The trend extraction engine runs continuously, using embeddings to cluster related articles into named narratives. Instead of reading 200 articles about ETF flows individually, you see "Institutional Bitcoin Accumulation" as a tracked trend with a signal strength score and momentum indicator (-100 to +100). Trends evolve over time, the system merges new articles into existing trends rather than creating duplicates, so you can track a narrative's full lifecycle from emergence to peak to decay.

Entity profiles combine all of these signals into a single intelligence view per company. For Coinbase, you'd see total mention volume, sentiment trajectory, top covering outlets, related narratives, analyst consensus, and a relationship graph showing which other entities appear in Coinbase coverage. This is the same data structure that fund analysts use to build conviction and that IR teams use to prepare board materials.

What you can track

  • Market sentiment trends, Overall sentiment across all sources, broken down by time period. Spot shifts from bullish to bearish before they show up in price action.
  • Company coverage, Mention volume, sentiment, and outlet distribution for 110+ tracked entities. Compare companies side by side.
  • Narrative momentum, Is "Bitcoin treasury strategy" accelerating or fading?

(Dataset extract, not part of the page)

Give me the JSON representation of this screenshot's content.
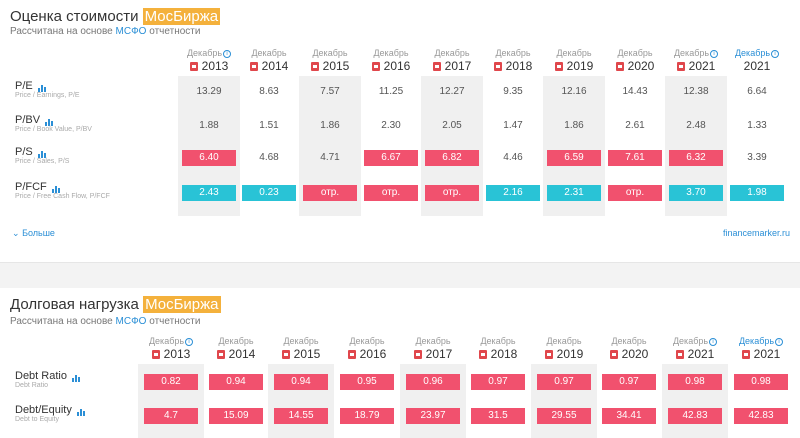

Track any narrative with a -100 to +100 momentum score that quantifies whether coverage is growing or shrinking.
  • Analyst consensus, Wall Street price targets, upgrades, and downgrades for 70+ publicly-traded crypto stocks. See where the Street disagrees with the market.
  • Regulatory developments, Track SEC enforcement actions, congressional hearings, central bank publications, and policy shifts. Filtered by agency and jurisdiction.
  • Fear and Greed Index, The Bitcoin Fear & Greed Index alongside media sentiment for a composite view of market psychology.

Who uses market analysis

Fund analysts and portfolio managers use Perception to track narrative shifts that precede price moves. When media sentiment on a specific company diverges from analyst consensus, that's a signal worth investigating. The AI connectors let analysts ask their Claude or ChatGPT setup questions like "What's driving negative sentiment on Marathon this week?" and get sourced answers in seconds.

Researchers and academics use the historical data to study how media narratives correlate with market movements. The structured sentiment data goes back years, making it useful for quantitative research on information asymmetry in crypto markets.

IR and communications teams at publicly-traded crypto companies use market analysis to understand how their company is positioned relative to peers, which narratives they're associated with, and how analyst sentiment is shifting. This informs everything from earnings call messaging to conference strategy.